A CNseg, confederação das seguradoras, ainda não divulgou uma nova projeção do crescimento do setor para 2025. Antes da tributação do VGBL, que é a maior carteira de arrecadação do setor (sem considerar saúde), a expectativa era de avanço de 10% para o ano, impulsionado por um cenário económico com inflação sob controlo e avanços no varejo e na indústria. Entre as prioridades da CNseg estão a preparação para o novo Marco Legal dos Seguros, o acompanhamento da regulamentação da reforma tributária e iniciativas para a agenda climática, como o Seguro Social de Catástrofe e a participação na COP30 em Belém. 

De qualquer forma, o resultado geral do setor mostra a solidez e a capacidade de adaptação das seguradoras brasileiras a pressão regulatória e macroeconômica do país, mas também revela concentração crescente nos grandes grupos financeiros, que detêm as maiores fatias de lucro do setor, segundo análise do relatório da Siscorp. “Se comparado com o volume de vendas, a curva do lucro está em outra direção, sinalizando melhoria nos processos e aumento de preço para garantir a margem”, comenta Dawson Henriques, sócio diretor da Siscorp.

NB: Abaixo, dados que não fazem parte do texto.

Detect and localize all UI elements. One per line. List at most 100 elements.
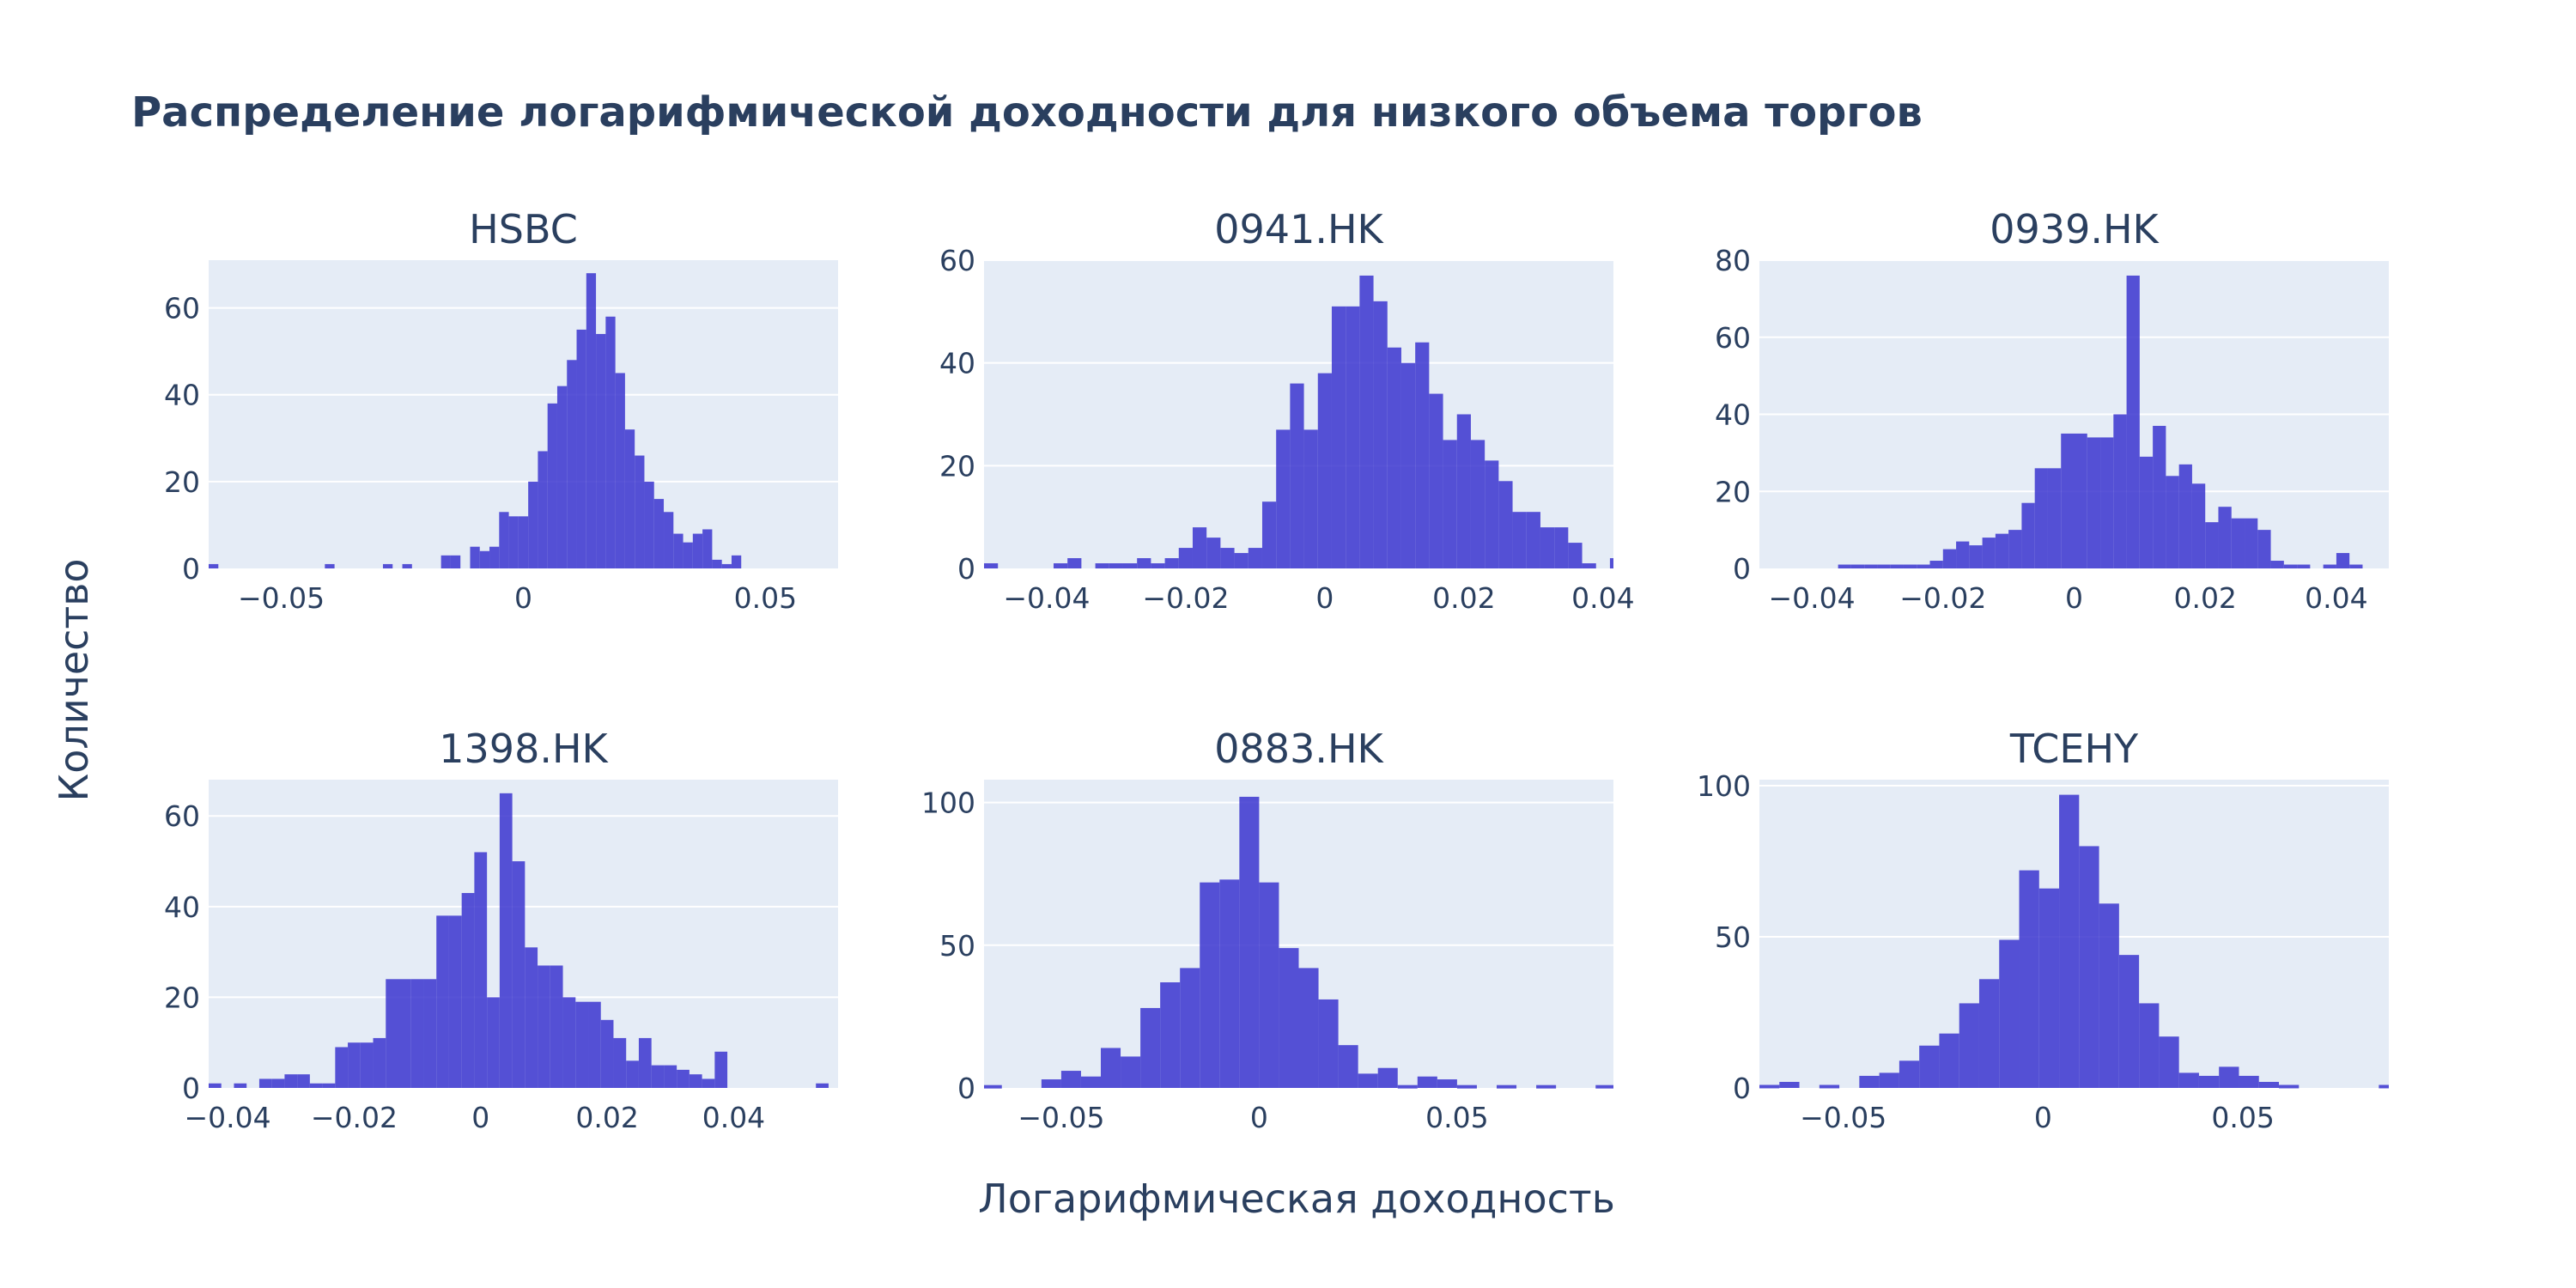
histogram-bar bbox=[1095, 563, 1109, 568]
y-tick-label: 20 bbox=[1715, 475, 1751, 508]
y-tick-label: 40 bbox=[939, 347, 975, 380]
histogram-bar bbox=[1261, 501, 1277, 568]
histogram-bar bbox=[1387, 347, 1401, 568]
histogram-bar bbox=[1929, 561, 1943, 568]
x-tick-label: 0.05 bbox=[1425, 1101, 1488, 1134]
histogram-bar bbox=[638, 1037, 652, 1088]
x-tick-label: −0.04 bbox=[185, 1101, 271, 1134]
histogram-bar bbox=[556, 386, 568, 568]
histogram-bar bbox=[644, 481, 654, 568]
histogram-bar bbox=[2231, 518, 2245, 568]
histogram-bar bbox=[1400, 362, 1416, 568]
x-tick-label: 0 bbox=[471, 1101, 489, 1134]
histogram-bar bbox=[1318, 999, 1339, 1088]
histogram-bar bbox=[309, 1083, 323, 1088]
x-tick-label: 0 bbox=[1250, 1101, 1268, 1134]
histogram-bar bbox=[322, 1083, 336, 1088]
histogram-bar bbox=[984, 1084, 1002, 1089]
histogram-bar bbox=[1879, 1072, 1899, 1088]
histogram-bar bbox=[1317, 373, 1332, 568]
histogram-bar bbox=[1568, 543, 1583, 568]
histogram-bar bbox=[586, 273, 597, 568]
y-tick-label: 20 bbox=[164, 465, 200, 499]
histogram-bar bbox=[2283, 564, 2298, 568]
y-tick-label: 60 bbox=[164, 292, 200, 325]
histogram-bar bbox=[2159, 1036, 2179, 1088]
histogram-bar bbox=[1959, 1003, 1979, 1088]
histogram-bar bbox=[2166, 476, 2179, 568]
subplot-1398hk: 0 20 40 60 −0.04 −0.02 0 0.02 0.04 1398.HK bbox=[164, 726, 838, 1134]
y-tick-label: 100 bbox=[921, 787, 975, 820]
histogram-bar bbox=[2191, 483, 2206, 568]
histogram-bar bbox=[1200, 882, 1220, 1088]
histogram-bar bbox=[605, 316, 616, 568]
histogram-bars bbox=[209, 793, 829, 1088]
histogram-bar bbox=[562, 997, 576, 1088]
histogram-bar bbox=[2087, 437, 2101, 568]
histogram-bar bbox=[984, 563, 999, 568]
y-axis-label: Количество bbox=[51, 559, 97, 802]
histogram-bar bbox=[1498, 481, 1513, 568]
histogram-bar bbox=[2047, 468, 2062, 568]
histogram-bar bbox=[1859, 1075, 1880, 1088]
y-tick-label: 40 bbox=[1715, 398, 1751, 432]
histogram-bar bbox=[1779, 1081, 1800, 1088]
histogram-bar bbox=[2219, 1066, 2239, 1088]
histogram-bar bbox=[1331, 306, 1346, 568]
histogram-bar bbox=[2008, 530, 2022, 568]
histogram-bar bbox=[512, 861, 526, 1088]
x-tick-label: −0.02 bbox=[1899, 581, 1986, 615]
histogram-bar bbox=[2126, 275, 2140, 568]
histogram-bar bbox=[489, 546, 500, 568]
histogram-bar bbox=[2178, 1072, 2199, 1088]
histogram-bar bbox=[1109, 563, 1123, 568]
histogram-bar bbox=[731, 555, 742, 568]
histogram-bar bbox=[1276, 429, 1291, 568]
x-tick-label: 0.02 bbox=[1432, 581, 1495, 615]
histogram-bar bbox=[1899, 1060, 1920, 1088]
x-tick-label: −0.05 bbox=[238, 581, 325, 615]
histogram-bar bbox=[2079, 846, 2099, 1088]
histogram-bar bbox=[613, 1037, 627, 1088]
histogram-bar bbox=[2100, 437, 2114, 568]
histogram-bar bbox=[2205, 522, 2219, 568]
histogram-bar bbox=[1053, 563, 1068, 568]
histogram-bar bbox=[2218, 507, 2232, 568]
histogram-bar bbox=[508, 516, 519, 568]
histogram-bar bbox=[1485, 460, 1499, 568]
histogram-bar bbox=[2245, 518, 2258, 568]
x-tick-label: 0 bbox=[2034, 1101, 2052, 1134]
histogram-bar bbox=[461, 892, 475, 1088]
y-tick-label: 40 bbox=[164, 890, 200, 924]
histogram-bar bbox=[2258, 1081, 2280, 1088]
x-tick-label: −0.02 bbox=[1142, 581, 1229, 615]
histogram-bar bbox=[635, 455, 645, 568]
histogram-bar bbox=[702, 1078, 715, 1088]
histogram-bar bbox=[436, 915, 449, 1088]
y-tick-label: 20 bbox=[164, 981, 200, 1014]
histogram-bar bbox=[1838, 564, 1851, 568]
x-tick-label: 0.04 bbox=[702, 1101, 765, 1134]
histogram-bar bbox=[689, 1074, 702, 1088]
x-tick-label: −0.05 bbox=[1800, 1101, 1886, 1134]
histogram-bars bbox=[984, 275, 1613, 568]
histogram-bar bbox=[386, 979, 399, 1088]
histogram-bar bbox=[271, 1078, 285, 1088]
histogram-bar bbox=[1178, 548, 1193, 568]
histogram-bar bbox=[1982, 538, 1996, 568]
histogram-bar bbox=[1939, 1033, 1959, 1088]
histogram-bar bbox=[1067, 558, 1082, 568]
histogram-bar bbox=[1121, 1056, 1141, 1088]
subplot-0883hk: 0 50 100 −0.05 0 0.05 0883.HK bbox=[921, 726, 1613, 1134]
histogram-bar bbox=[1160, 982, 1181, 1088]
histogram-bar bbox=[2297, 564, 2311, 568]
histogram-bar bbox=[1122, 563, 1138, 568]
x-tick-label: −0.05 bbox=[1018, 1101, 1104, 1134]
histogram-bar bbox=[816, 1083, 829, 1088]
histogram-bar bbox=[1137, 558, 1151, 568]
histogram-bar bbox=[284, 1074, 298, 1088]
subplot-title: 1398.HK bbox=[439, 726, 609, 772]
histogram-bar bbox=[528, 481, 538, 568]
histogram-bar bbox=[1279, 948, 1299, 1088]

O levantamento também evidencia uma diferença estrutural entre bancos e seguradoras independentes. Enquanto os conglomerados financeiros — caso de Banco do Brasil, Bradesco, Itaú e Caixa — concentram os maiores volumes absolutos de lucro e apresentam retornos robustos, sustentados pela diversificação em previdência e canais bancários de distribuição, grupos independentes como SulAmérica, Porto Seguro, Tokio Marine e Prudential vêm ganhando terreno pela eficiência operacional e capacidade de adaptação a novos nichos. Essa dinâmica reforça a concentração do mercado, mas também revela espaço para estratégias diferenciadas de crescimento fora do eixo bancário.

HDI Global nomeia novo Head de Marine Global Risk

A HDI Global anunciou a nomeação de Nikita Tikhonov como novo Head de Marine Global Risk, a partir de 1º de setembro. Ele ficará baseado na matriz de Hannover e se reportará a Carsten Schulte, Head de Marine Underwriting.

Tikhonov iniciou sua carreira como subscritor de Marine e Property na Rússia e ingressou na HDI Global em 2018, com passagem pela área de Marine Cargo e de Acidentes & Saúde. Atualmente, atua como underwriter de Global Risk, apoiando filiais da companhia em todo o mundo no desenvolvimento do portfólio automotivo.

Ele sucede Felix Cassau, que deixará a HDI para novos desafios na Hannover Re. “Estou muito grato e entusiasmado com esta oportunidade, acredito que será uma jornada fascinante”, disse Tikhonov.

Segundo Schulte, “Nikita traz forte expertise, energia e uma nova perspectiva. Estou confiante de que, sob sua liderança, continuaremos a ser o parceiro preferencial de clientes e corretores em Marine Global Risk”.